The governor of Oaxaca, Gabino Cue, and the chief of the federal police, Enrique Galindo, told reporters Sunday evening that six civilians died.  They said an additional 53 civilians, 41 federal police and 14 state police officers were injured.

Leaders of Section 22 on Monday  put the death toll at  eight. They said 22 people had disappeared and 45 suffered gunshot wounds. The union officials said during a news conference that the victims included teachers, parents and others. Union officials called the violence a "massacre" and demanded the resignations of  Peña Nieto,  Cue and others.

Mexican authorities denied that any teachers were among the dead and said that youths and local merchants, who may have been involved in the protest, or bystanders at the bustling Sunday street market in Nochixtlan, were among those killed.

In an interview on Mexican radio, Galindo described the violence as an “ambush” against police by about 2,000 people who had surrounded them. Authorities blamed at least seven militant organizations, including various guerrilla groups, of infiltrating the protests and firing on police to ignite the chaos.

“We began to see that they brought molotov cocktails, powerful rockets. I have many police burned on their hands and feet, who lost fingers,” Galindo said.

Crossing the border to receive a U.S. education

Violence was reported in other parts of Oaxaca. People set fire to a federal police station in Huajuapan de Leon, northwest of Oaxaca city, on Sunday night. On Monday, teachers protested in Acapulco.

Mexico’s National Human Rights Commission said it would open an investigation into the deaths.

Some analysts blamed the federal government for the violence.

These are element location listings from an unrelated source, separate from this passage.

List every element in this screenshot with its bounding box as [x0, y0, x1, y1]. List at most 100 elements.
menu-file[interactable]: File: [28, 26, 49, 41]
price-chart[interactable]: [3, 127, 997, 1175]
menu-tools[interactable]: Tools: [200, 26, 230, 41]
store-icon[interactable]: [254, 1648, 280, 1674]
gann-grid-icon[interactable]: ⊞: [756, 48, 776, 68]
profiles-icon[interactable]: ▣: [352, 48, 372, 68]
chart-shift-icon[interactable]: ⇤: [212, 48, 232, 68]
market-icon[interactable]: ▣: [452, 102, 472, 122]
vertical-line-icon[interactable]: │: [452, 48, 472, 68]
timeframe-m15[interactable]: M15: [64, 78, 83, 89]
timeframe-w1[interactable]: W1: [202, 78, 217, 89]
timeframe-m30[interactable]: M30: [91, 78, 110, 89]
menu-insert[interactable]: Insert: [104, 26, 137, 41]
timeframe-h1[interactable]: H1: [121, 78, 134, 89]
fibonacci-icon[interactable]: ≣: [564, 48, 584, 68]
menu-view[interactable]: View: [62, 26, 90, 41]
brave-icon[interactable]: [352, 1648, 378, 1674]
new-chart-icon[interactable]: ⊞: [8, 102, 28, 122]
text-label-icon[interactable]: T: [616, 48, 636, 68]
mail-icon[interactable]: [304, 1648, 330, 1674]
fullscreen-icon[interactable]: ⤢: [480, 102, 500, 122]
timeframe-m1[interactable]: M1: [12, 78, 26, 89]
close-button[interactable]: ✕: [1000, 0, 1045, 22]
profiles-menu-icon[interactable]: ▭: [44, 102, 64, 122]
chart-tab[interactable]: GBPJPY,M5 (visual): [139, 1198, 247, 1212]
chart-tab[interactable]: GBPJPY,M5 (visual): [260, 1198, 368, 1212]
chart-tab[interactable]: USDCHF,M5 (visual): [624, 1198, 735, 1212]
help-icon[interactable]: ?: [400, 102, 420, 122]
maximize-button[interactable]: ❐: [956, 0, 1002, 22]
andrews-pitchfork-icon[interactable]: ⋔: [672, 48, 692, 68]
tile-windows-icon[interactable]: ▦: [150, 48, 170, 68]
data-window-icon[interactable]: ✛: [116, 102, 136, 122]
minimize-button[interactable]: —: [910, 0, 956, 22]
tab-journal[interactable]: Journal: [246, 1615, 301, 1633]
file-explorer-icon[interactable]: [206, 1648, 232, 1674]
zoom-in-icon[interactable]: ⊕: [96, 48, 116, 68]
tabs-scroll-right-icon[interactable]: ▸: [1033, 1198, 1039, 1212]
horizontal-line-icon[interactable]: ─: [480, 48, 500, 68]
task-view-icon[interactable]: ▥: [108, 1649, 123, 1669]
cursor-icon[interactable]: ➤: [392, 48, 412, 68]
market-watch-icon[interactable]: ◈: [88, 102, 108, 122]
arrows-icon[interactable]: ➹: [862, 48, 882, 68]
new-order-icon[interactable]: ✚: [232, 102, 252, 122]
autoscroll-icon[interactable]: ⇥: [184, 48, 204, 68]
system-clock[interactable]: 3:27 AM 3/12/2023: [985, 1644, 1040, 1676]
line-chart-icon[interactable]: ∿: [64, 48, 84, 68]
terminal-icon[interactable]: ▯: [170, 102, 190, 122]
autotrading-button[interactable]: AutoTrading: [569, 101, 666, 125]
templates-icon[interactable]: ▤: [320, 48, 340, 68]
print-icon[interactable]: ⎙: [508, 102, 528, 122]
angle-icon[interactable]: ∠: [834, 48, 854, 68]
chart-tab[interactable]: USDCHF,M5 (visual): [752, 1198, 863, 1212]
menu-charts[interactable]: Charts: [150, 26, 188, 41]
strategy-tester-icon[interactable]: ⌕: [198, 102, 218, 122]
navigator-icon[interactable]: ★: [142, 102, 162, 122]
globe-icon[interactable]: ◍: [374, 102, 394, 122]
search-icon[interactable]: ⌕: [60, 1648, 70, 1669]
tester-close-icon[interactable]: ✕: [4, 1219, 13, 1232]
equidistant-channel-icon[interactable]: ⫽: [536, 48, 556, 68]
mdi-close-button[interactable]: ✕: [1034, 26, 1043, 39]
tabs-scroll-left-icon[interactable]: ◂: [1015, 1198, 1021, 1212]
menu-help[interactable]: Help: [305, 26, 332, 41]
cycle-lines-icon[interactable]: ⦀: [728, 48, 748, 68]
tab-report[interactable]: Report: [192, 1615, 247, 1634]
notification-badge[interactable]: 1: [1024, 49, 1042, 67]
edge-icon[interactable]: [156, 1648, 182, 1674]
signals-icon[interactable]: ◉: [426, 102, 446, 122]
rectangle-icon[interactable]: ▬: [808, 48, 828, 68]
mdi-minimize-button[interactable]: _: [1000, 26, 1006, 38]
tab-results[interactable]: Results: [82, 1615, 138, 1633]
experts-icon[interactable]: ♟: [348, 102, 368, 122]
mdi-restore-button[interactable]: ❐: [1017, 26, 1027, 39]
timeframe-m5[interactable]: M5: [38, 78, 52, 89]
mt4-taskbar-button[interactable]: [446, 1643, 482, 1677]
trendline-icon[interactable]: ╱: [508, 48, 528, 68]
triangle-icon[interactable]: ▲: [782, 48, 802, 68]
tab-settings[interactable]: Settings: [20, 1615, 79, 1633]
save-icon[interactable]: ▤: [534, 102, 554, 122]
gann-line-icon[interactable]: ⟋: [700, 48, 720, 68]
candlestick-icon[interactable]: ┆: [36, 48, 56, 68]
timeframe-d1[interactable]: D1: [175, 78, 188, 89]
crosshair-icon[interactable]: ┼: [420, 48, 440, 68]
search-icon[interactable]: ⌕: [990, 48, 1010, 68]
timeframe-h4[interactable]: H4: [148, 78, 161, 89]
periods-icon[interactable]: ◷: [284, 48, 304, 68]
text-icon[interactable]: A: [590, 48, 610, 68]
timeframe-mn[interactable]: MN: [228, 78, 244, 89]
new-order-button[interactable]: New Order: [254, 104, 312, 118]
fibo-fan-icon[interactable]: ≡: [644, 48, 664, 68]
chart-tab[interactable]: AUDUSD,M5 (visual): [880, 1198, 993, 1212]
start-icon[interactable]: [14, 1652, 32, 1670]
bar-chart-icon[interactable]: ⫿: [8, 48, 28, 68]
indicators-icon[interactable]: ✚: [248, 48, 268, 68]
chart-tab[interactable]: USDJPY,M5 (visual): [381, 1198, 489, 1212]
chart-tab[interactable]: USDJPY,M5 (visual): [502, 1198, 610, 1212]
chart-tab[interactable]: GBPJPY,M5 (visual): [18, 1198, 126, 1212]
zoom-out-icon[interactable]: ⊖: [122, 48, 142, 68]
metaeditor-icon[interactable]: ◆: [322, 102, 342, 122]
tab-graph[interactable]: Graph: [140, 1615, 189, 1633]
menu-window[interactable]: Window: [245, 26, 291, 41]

“They know the limitations of the Mexican cops. Despite that, they sent them in there with guns,” said Rodolfo Soriano-Nuñez, a sociologist who formerly worked in the federal education ministry. “The whole thing is a mess.”

Peña Nieto’s administration has made education reform — and wresting power from the teachers union — a priority. Authorities opposed how the union’s dissident factions could control decisions over state education budgets, teacher appointments and other administrative decisions. In addition to implementing the new testing program and firing about 5,000 teachers who would not participate, authorities dissolved a Oaxaca state education agency controlled by Section 22, arrested at least eight of its leaders and deployed federal police to ensure that teachers could take the required tests safely.

Opponents have argued that the federal government has ignored failing schools across the poor states in rural southeastern Mexico. They say that tests don’t adequately assess teachers’ skills and particularly punish those in poor, rural areas who have different educational backgrounds.

Mexico’s education secretary takes on a major battle

Aurelio Nuño Mayer, the education secretary, told The Washington Post earlier this year that 2016 “will be brutally intense, with a level of transformation that we haven’t seen in decades.”

Sunday’s violence has evoked memories of a decade ago, when teachers  clashed with police in Oaxaca. The 2006 unrest lasted for months, as strikes over teachers’ salaries morphed into other demands. The colonial cobblestone streets of Oaxaca city looked like a battleground, with barbed wire and barricades, and police eventually  drove out the protesters.

As the conflict has dragged on,  all sides have been accused of corrupt behavior at the expense of students.

“There are no saints, there are no heroes, down there,” Soriano-Nuñez said.